The generation gap can feel wide when you are working with 20-somethings fresh out of college and 60-somethings nearing retirement, but the fact is that your organization has a huge opportunity to benefit from these different perspectives and skills. It’s time to put aside stereotypes and explore ways to create a sustainable mentorship program within your organization.
3 Steps Toward Using the Generation Gap for Good
1. Pay attention to what is happening naturally.
Mentoring often happens informally in an office. For example, an employee who has been with the company for years shares experience and advice on giving an effective sales pitch with a new hire, and the new employee asks questions and practices to hone his own individual approach. Actively support these mentoring moments; encourage older employees to dedicate a portion of their time to sharing their expertise, and show both the mentor and the mentee that you applaud their efforts.

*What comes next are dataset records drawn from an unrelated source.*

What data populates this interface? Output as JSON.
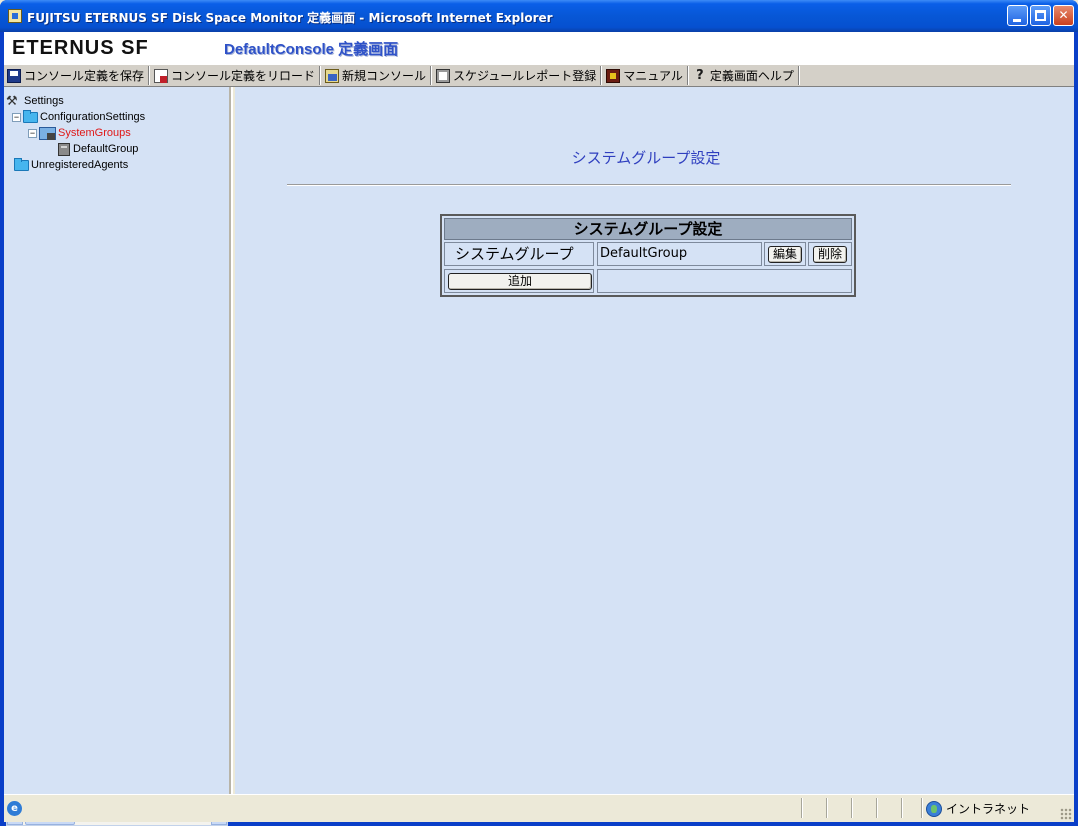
{
  "window": {
    "title": "FUJITSU ETERNUS SF Disk Space Monitor 定義画面 - Microsoft Internet Explorer",
    "controls": {
      "minimize": "",
      "maximize": "",
      "close": "✕"
    }
  },
  "header": {
    "logo": "ETERNUS SF",
    "console_title": "DefaultConsole 定義画面"
  },
  "toolbar": {
    "items": [
      {
        "label": "コンソール定義を保存",
        "icon": "save-icon"
      },
      {
        "label": "コンソール定義をリロード",
        "icon": "reload-icon"
      },
      {
        "label": "新規コンソール",
        "icon": "new-console-icon"
      },
      {
        "label": "スケジュールレポート登録",
        "icon": "schedule-report-icon"
      },
      {
        "label": "マニュアル",
        "icon": "manual-icon"
      },
      {
        "label": "定義画面ヘルプ",
        "icon": "help-icon"
      }
    ]
  },
  "tree": {
    "root": "Settings",
    "configuration": "ConfigurationSettings",
    "system_groups": "SystemGroups",
    "default_group": "DefaultGroup",
    "unregistered": "UnregisteredAgents",
    "selected_color": "#e01818",
    "expander_minus": "−"
  },
  "main": {
    "heading": "システムグループ設定",
    "table": {
      "header": "システムグループ設定",
      "row_label": "システムグループ",
      "row_value": "DefaultGroup",
      "edit_button": "編集",
      "delete_button": "削除",
      "add_button": "追加"
    }
  },
  "scrollbar": {
    "left_arrow": "◀",
    "right_arrow": "▶"
  },
  "statusbar": {
    "ie_glyph": "e",
    "zone": "イントラネット"
  },
  "colors": {
    "title_bar": "#0757d6",
    "content_bg": "#d5e2f5",
    "heading": "#2f3fbf",
    "selected": "#e01818"
  }
}
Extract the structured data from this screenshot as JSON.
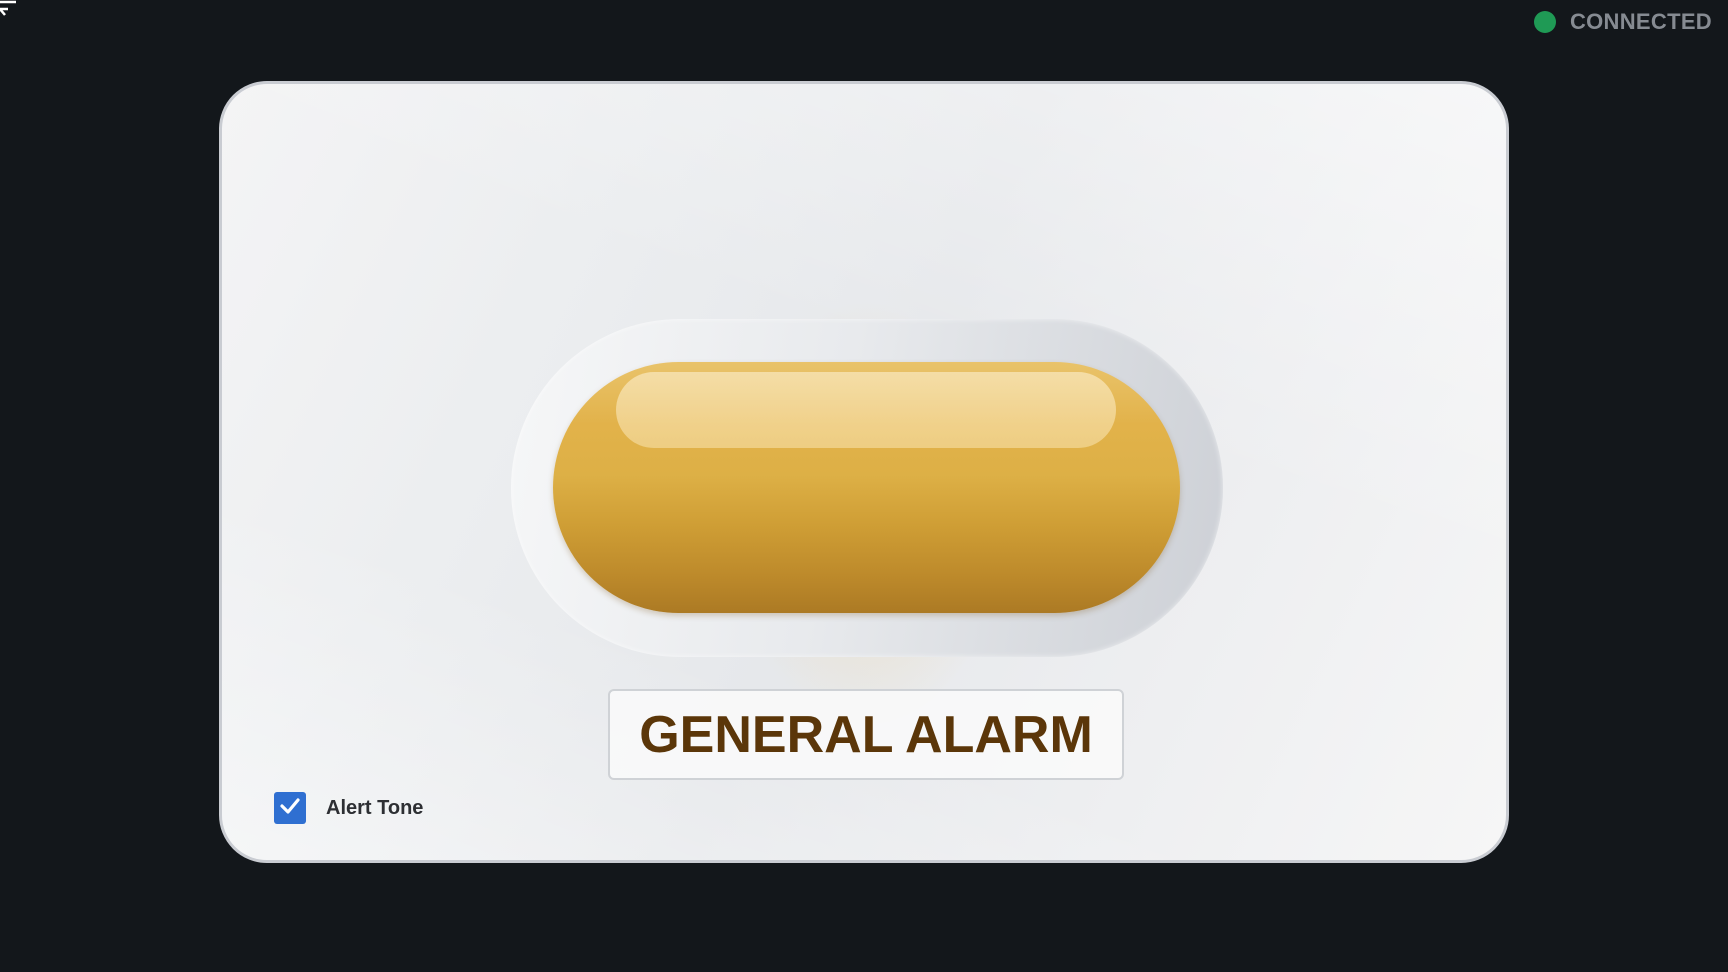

2. Foster an open culture for two-way learning.
A mentorship program may receive some resistance from older employees who are afraid of losing their jobs or responsibilities to lower-level employees. Demonstrate that you value the experience and knowledge Baby Boomers and GenXers can pass on to younger employees, as well as the new ideas or approaches Gen Y can bring to the table. Show by example that continuous learning is desirable for everyone in your organization; ask questions, admit when you have knowledge gaps and be open to the influence of others.
3. Match up complementary employees.
Look for ways you can build mentoring opportunities and minimize the generation gap through the day-to-day work your employees do. If you have a big project coming up, assign people who have a mix of different skill sets and levels of experience to work on it (for example, have a long-term employee lead the project and assist several younger members of the team). Be generous with your recognition, and express public appreciation for the mentoring successes you see within your team.
Do you have a mentorship program at your company? What advice would you give to others who are just starting one?